Learn about the education and preparation needed to become an office manager. Get a quick view of the requirements as well as details about education, job duties and training to find out if this is the career for you.

Office managers are the individuals responsible for the general upkeep and streamlining of business functions within an organization. For someone to begin this career path, they will often be expected to have either an associate's degree or certificate in office management, but they will still usually receive on-the-job-training. Managers may have the opportunity to earn about $56,000 a year.

Essential Information

Office managers oversee the efficiency of staff members and maintain the facilities for an organization. Managers may be responsible for a variety of tasks ranging from billing clients to training personnel. Educational requirements vary, but office managers typically earn an educational certificate or a college degree. On-the-job training is also usually necessary.

Required Education Certificate or associate's degree usually required; bachelor's preferred by some employers
Other Requirements On-the-job training often necessary
Projected Job Growth (2018 - 2028)* -1% for first-line supervisors of office and administrative support workers
Median Salary (2018)* $55,810 for first-line supervisors of office and administrative support workers

Source: *U.S. Bureau of Labor Statistics.

Office Manager Job Profile

Office managers aim to streamline business functions within an organization. While office managers exist in most businesses and organizations, ranging from government offices to private enterprises, their duties generally depend on the employer and the size of the organization. For example, an office manager for a small shop may play numerous roles from accounting to marketing, while an office manager for a government agency may have more specialized duties like ordering supplies and disseminating information.


Office managers may be responsible for the general upkeep of the facility. They may make routine checks to ensure building safety and security. This may include checking doors and ensuring that security devices, like cameras and monitors, are functioning properly. Office managers may be responsible for fixing simple problems and contacting the appropriate technicians to troubleshoot more complex issues.

Office managers may be responsible for greeting and interacting with clients, customers and others. This may include fielding questions from visitors and interviewing potential candidates for hire. These professionals may be responsible for overseeing and directing staff.

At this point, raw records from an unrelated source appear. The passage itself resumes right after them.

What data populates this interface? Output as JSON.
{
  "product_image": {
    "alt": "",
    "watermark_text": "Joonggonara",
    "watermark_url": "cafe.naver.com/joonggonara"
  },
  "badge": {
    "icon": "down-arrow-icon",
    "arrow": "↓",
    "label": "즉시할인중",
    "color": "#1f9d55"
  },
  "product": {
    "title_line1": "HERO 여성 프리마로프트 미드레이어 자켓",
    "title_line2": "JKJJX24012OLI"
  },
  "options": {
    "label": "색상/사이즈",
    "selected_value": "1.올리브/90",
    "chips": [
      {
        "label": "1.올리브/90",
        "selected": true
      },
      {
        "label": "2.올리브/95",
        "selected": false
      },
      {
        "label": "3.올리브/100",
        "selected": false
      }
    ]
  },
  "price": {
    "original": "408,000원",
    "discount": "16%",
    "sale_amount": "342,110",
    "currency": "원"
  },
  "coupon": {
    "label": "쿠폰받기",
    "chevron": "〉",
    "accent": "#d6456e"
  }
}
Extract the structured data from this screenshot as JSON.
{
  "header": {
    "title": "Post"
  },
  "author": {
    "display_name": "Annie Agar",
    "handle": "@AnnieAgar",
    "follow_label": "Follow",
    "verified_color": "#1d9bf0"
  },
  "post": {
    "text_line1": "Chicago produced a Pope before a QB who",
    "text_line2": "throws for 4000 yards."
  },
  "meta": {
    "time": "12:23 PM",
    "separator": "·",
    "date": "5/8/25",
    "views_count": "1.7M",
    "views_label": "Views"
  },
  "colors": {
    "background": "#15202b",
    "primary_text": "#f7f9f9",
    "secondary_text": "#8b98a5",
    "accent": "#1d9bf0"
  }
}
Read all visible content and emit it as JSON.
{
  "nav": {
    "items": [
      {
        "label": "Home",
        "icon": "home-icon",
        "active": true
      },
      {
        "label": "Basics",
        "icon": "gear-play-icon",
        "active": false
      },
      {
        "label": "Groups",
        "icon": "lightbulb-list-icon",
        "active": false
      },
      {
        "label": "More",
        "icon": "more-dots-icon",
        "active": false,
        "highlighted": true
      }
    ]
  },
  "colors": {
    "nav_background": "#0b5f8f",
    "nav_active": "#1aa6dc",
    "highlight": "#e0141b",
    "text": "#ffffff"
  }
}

According to the U.S. Bureau of Labor Statistics (BLS), supervisors of office and administrative support workers earned a median annual wage of $55,810 in 2018, with the top 10% of earners making more than $90,320 per year. The BLS indicated that office managers employed by the pipeline transportation and the securities and commodity exchange industries received the highest wages at that time, followed by those working in natural gas distribution, monetary authorities, and other investment pools and funds.

Educational Requirements for an Office Manager

Although most office managers receive on-the-job training, they may also consider postsecondary educational programs to prepare for the job. Junior colleges and vocational schools offer 6-12 month certificates and 1-2 year associate's degree programs in office management. Students typically begin with introductory courses like word processing and accounting. Those enrolled in associate's degree programs may also take more advanced courses in finance, business management and computer software.

Some employers may prefer applicants who have completed a bachelor's degree program in business administration or a related field. These 4-year programs may cover general business and management studies or be tailored to a specific industry, like healthcare or construction.

Office managers have several duties, such as overseeing the day-to-day functions of an office, directing staff and billing clients. The education requirements to become an office manager vary by employer and may include a postsecondary certificate or undergraduate degree, but training is typically offered by the company. At a growth rate of -1%, the job market for office supervisors is expected to have limited to no change through 2028.